You overwhelmingly love thousands.
You’re beautiful.
You’re perfect.
You’re a field of lavenders and daffodils,
A circle of purple and yellow interrupting
Unlimited green.
Birds sing in you.
And you’ll never admit it.

These are my appreciations
That I want to say
Sitting Monday morning
Having waken from restless night
At our hotel.

My buddy is asleep and so is everyone else.
I’m writing alone.

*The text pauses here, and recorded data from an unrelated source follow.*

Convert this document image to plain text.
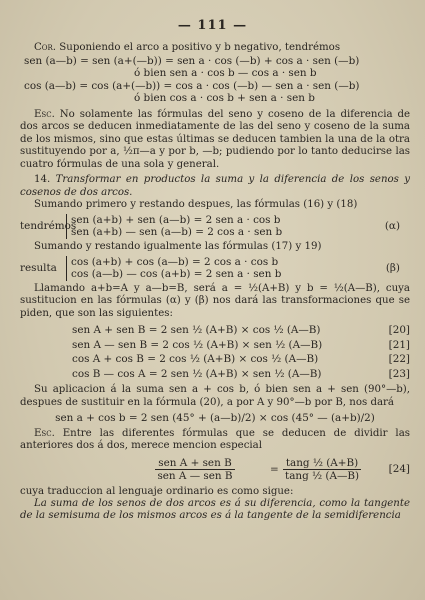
— 111 —

Cor. Suponiendo el arco a positivo y b negativo, tendrémos

sen (a—b) = sen (a+(—b)) = sen a · cos (—b) + cos a · sen (—b)
ó bien sen a · cos b — cos a · sen b
cos (a—b) = cos (a+(—b)) = cos a · cos (—b) — sen a · sen (—b)
ó bien cos a · cos b + sen a · sen b

Esc. No solamente las fórmulas del seno y coseno de la diferencia de dos arcos se deducen inmediatamente de las del seno y coseno de la suma de los mismos, sino que estas últimas se deducen tambien la una de la otra sustituyendo por a, ½π—a y por b, —b; pudiendo por lo tanto deducirse las cuatro fórmulas de una sola y general.

14. Transformar en productos la suma y la diferencia de los senos y cosenos de dos arcos.

Sumando primero y restando despues, las fórmulas (16) y (18)

tendrémos
sen (a+b) + sen (a—b) = 2 sen a · cos b
sen (a+b) — sen (a—b) = 2 cos a · sen b	(α)

Sumando y restando igualmente las fórmulas (17) y 19)

resulta
cos (a+b) + cos (a—b) = 2 cos a · cos b
cos (a—b) — cos (a+b) = 2 sen a · sen b	(β)

Llamando a+b=A y a—b=B, será a = ½(A+B) y b = ½(A—B), cuya sustitucion en las fórmulas (α) y (β) nos dará las transformaciones que se piden, que son las siguientes:

sen A + sen B = 2 sen ½ (A+B) × cos ½ (A—B)	[20]
sen A — sen B = 2 cos ½ (A+B) × sen ½ (A—B)	[21]
cos A + cos B = 2 cos ½ (A+B) × cos ½ (A—B)	[22]
cos B — cos A = 2 sen ½ (A+B) × sen ½ (A—B)	[23]

Su aplicacion á la suma sen a + cos b, ó bien sen a + sen (90°—b), despues de sustituir en la fórmula (20), a por A y 90°—b por B, nos dará

sen a + cos b = 2 sen (45° + (a—b)/2) × cos (45° — (a+b)/2)

Esc. Entre las diferentes fórmulas que se deducen de dividir las anteriores dos á dos, merece mencion especial

$\frac{\text{sen A + sen B}}{\text{sen A — sen B}} = \frac{\text{tang ½ (A+B)}}{\text{tang ½ (A—B)}}$	[24]

cuya traduccion al lenguaje ordinario es como sigue:

La suma de los senos de dos arcos es á su diferencia, como la tangente de la semisuma de los mismos arcos es á la tangente de la semidiferencia
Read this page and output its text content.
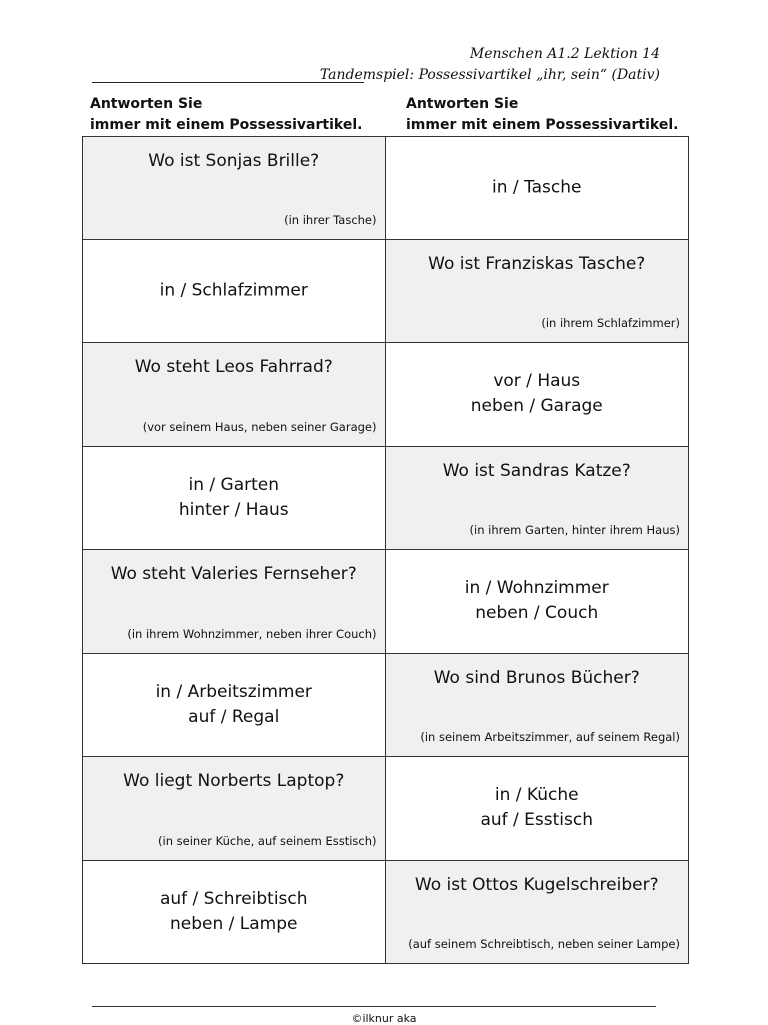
Menschen A1.2 Lektion 14
Tandemspiel: Possessivartikel „ihr, sein“ (Dativ)
Antworten Sie
immer mit einem Possessivartikel.
Antworten Sie
immer mit einem Possessivartikel.
Wo ist Sonjas Brille?
(in ihrer Tasche)
in / Tasche
in / Schlafzimmer
Wo ist Franziskas Tasche?
(in ihrem Schlafzimmer)
Wo steht Leos Fahrrad?
(vor seinem Haus, neben seiner Garage)
vor / Haus
neben / Garage
in / Garten
hinter / Haus
Wo ist Sandras Katze?
(in ihrem Garten, hinter ihrem Haus)
Wo steht Valeries Fernseher?
(in ihrem Wohnzimmer, neben ihrer Couch)
in / Wohnzimmer
neben / Couch
in / Arbeitszimmer
auf / Regal
Wo sind Brunos Bücher?
(in seinem Arbeitszimmer, auf seinem Regal)
Wo liegt Norberts Laptop?
(in seiner Küche, auf seinem Esstisch)
in / Küche
auf / Esstisch
auf / Schreibtisch
neben / Lampe
Wo ist Ottos Kugelschreiber?
(auf seinem Schreibtisch, neben seiner Lampe)
©ilknur aka
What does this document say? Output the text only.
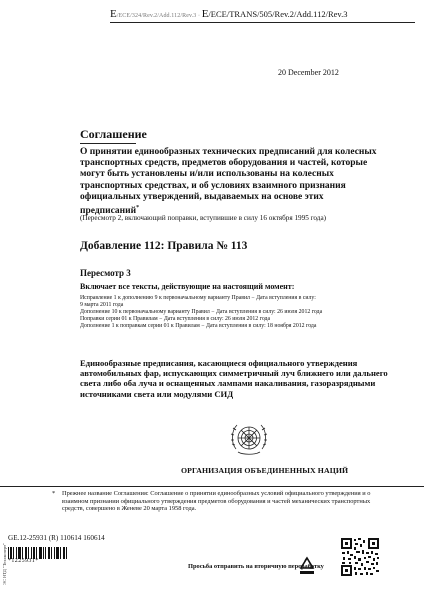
E/ECE/324/Rev.2/Add.112/Rev.3 · E/ECE/TRANS/505/Rev.2/Add.112/Rev.3
20 December 2012
Соглашение
О принятии единообразных технических предписаний для колесных транспортных средств, предметов оборудования и частей, которые могут быть установлены и/или использованы на колесных транспортных средствах, и об условиях взаимного признания официальных утверждений, выдаваемых на основе этих предписаний*
(Пересмотр 2, включающий поправки, вступившие в силу 16 октября 1995 года)
Добавление 112: Правила № 113
Пересмотр 3
Включает все тексты, действующие на настоящий момент:
Исправление 1 к дополнению 9 к первоначальному варианту Правил − Дата вступления в силу:
9 марта 2011 года
Дополнение 10 к первоначальному варианту Правил − Дата вступления в силу: 26 июля 2012 года
Поправки серии 01 к Правилам − Дата вступления в силу: 26 июля 2012 года
Дополнение 1 к поправкам серии 01 к Правилам − Дата вступления в силу: 18 ноября 2012 года
Единообразные предписания, касающиеся официального утверждения автомобильных фар, испускающих симметричный луч ближнего или дальнего света либо оба луча и оснащенных лампами накаливания, газоразрядными источниками света или модулями СИД
ОРГАНИЗАЦИЯ ОБЪЕДИНЕННЫХ НАЦИЙ
* Прежнее название Соглашения: Соглашение о принятии единообразных условий официального утверждения и о взаимном признании официального утверждения предметов оборудования и частей механических транспортных средств, совершено в Женеве 20 марта 1958 года.
GE.12-25931 (R) 110614 160614
*1225931*
Просьба отправить на вторичную переработку
ЭС НТД "Техэксперт"
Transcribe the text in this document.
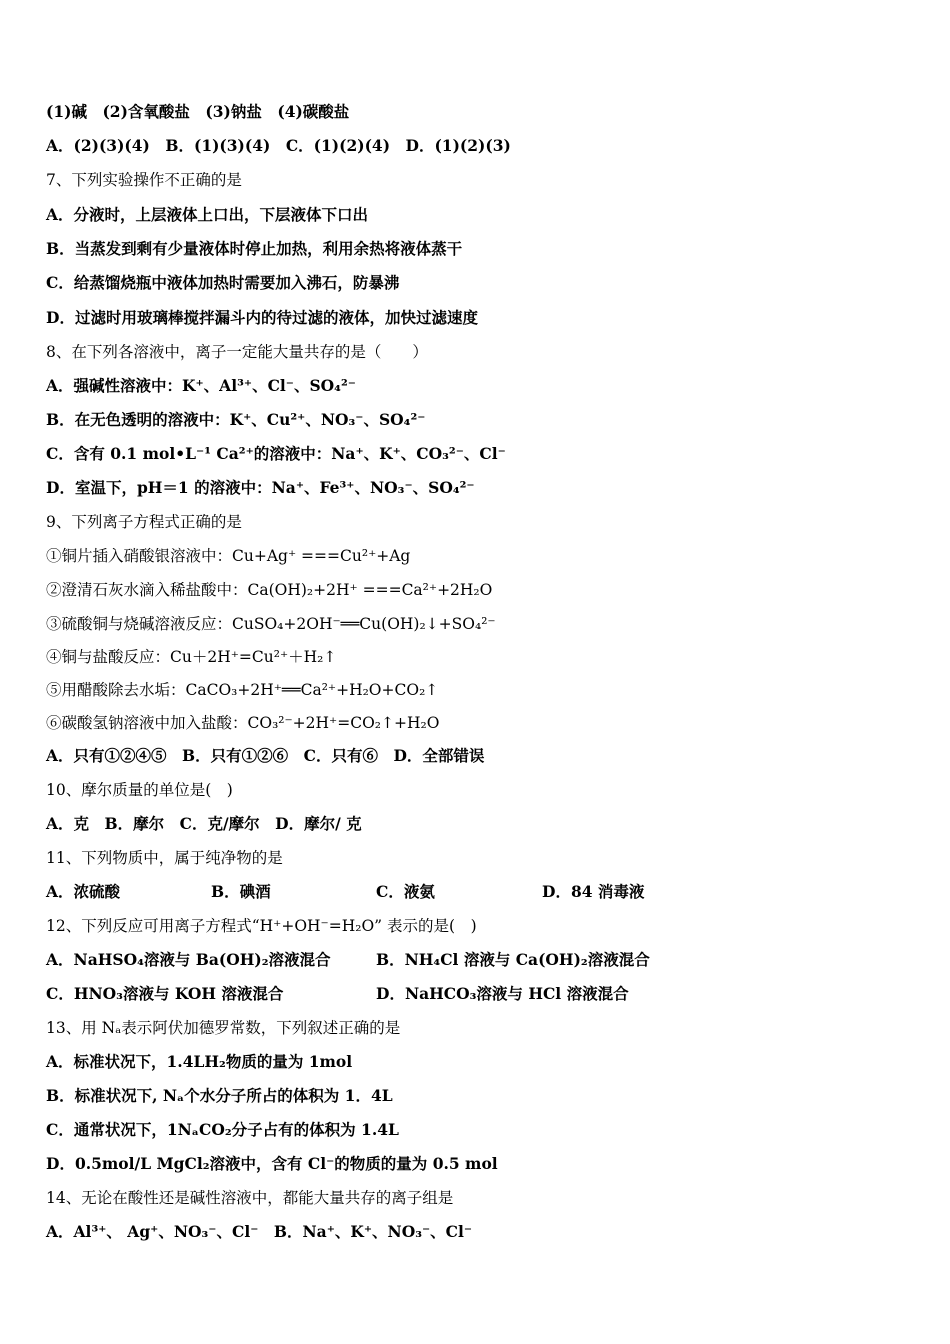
(1)碱　(2)含氧酸盐　(3)钠盐　(4)碳酸盐
A．(2)(3)(4)　B．(1)(3)(4)　C．(1)(2)(4)　D．(1)(2)(3)
7、下列实验操作不正确的是
A．分液时，上层液体上口出，下层液体下口出
B．当蒸发到剩有少量液体时停止加热，利用余热将液体蒸干
C．给蒸馏烧瓶中液体加热时需要加入沸石，防暴沸
D．过滤时用玻璃棒搅拌漏斗内的待过滤的液体，加快过滤速度
8、在下列各溶液中，离子一定能大量共存的是（　　）
A．强碱性溶液中：K⁺、Al³⁺、Cl⁻、SO₄²⁻
B．在无色透明的溶液中：K⁺、Cu²⁺、NO₃⁻、SO₄²⁻
C．含有 0.1 mol•L⁻¹ Ca²⁺的溶液中：Na⁺、K⁺、CO₃²⁻、Cl⁻
D．室温下，pH＝1 的溶液中：Na⁺、Fe³⁺、NO₃⁻、SO₄²⁻
9、下列离子方程式正确的是
①铜片插入硝酸银溶液中：Cu+Ag⁺ ===Cu²⁺+Ag
②澄清石灰水滴入稀盐酸中：Ca(OH)₂+2H⁺ ===Ca²⁺+2H₂O
③硫酸铜与烧碱溶液反应：CuSO₄+2OH⁻══Cu(OH)₂↓+SO₄²⁻
④铜与盐酸反应：Cu＋2H⁺=Cu²⁺＋H₂↑
⑤用醋酸除去水垢：CaCO₃+2H⁺══Ca²⁺+H₂O+CO₂↑
⑥碳酸氢钠溶液中加入盐酸：CO₃²⁻+2H⁺=CO₂↑+H₂O
A．只有①②④⑤　B．只有①②⑥　C．只有⑥　D．全部错误
10、摩尔质量的单位是(　)
A．克　B．摩尔　C．克/摩尔　D．摩尔/ 克
11、下列物质中，属于纯净物的是
A．浓硫酸	B．碘酒	C．液氨	D．84 消毒液
12、下列反应可用离子方程式“H⁺+OH⁻=H₂O” 表示的是(　)
A．NaHSO₄溶液与 Ba(OH)₂溶液混合	B．NH₄Cl 溶液与 Ca(OH)₂溶液混合
C．HNO₃溶液与 KOH 溶液混合	D．NaHCO₃溶液与 HCl 溶液混合
13、用 Nₐ表示阿伏加德罗常数，下列叙述正确的是
A．标准状况下，1.4LH₂物质的量为 1mol
B．标准状况下, Nₐ个水分子所占的体积为 1．4L
C．通常状况下，1NₐCO₂分子占有的体积为 1.4L
D．0.5mol/L MgCl₂溶液中，含有 Cl⁻的物质的量为 0.5 mol
14、无论在酸性还是碱性溶液中，都能大量共存的离子组是
A．Al³⁺、 Ag⁺、NO₃⁻、Cl⁻　B．Na⁺、K⁺、NO₃⁻、Cl⁻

Again.
Still standing on the Earth
As others fly to unknown places
In the one place nobody can touch,
No person can see or take or share:
Your mind.
That’s yours.

And if my mind is mine,
Then no one has control over my emotions,
Over my attitudes or actions.
Those are mine too.

But others:
They are gifts,
And my family changes
After seeing another.
These other minds,
They’re just for show,
Who knows if they’re alive?
Maybe just figments
Of your overly creative imagination.

Maybe they think different thoughts,
Feel different things,
But we all could watch,
And even become, for a week,
And we learn.
Like shower on a June day.
Like Christmas in the young years.
Like children in the aged days.
Like milk on early spring morrows.


The author's comments:
I wrote this after staying with a family from Japan for four days. They each separately reminded me of my own family members, but as wholes, our families were opposites. When I had a few moments in silence to think, these thoughts came upon me. I wrote them as they are.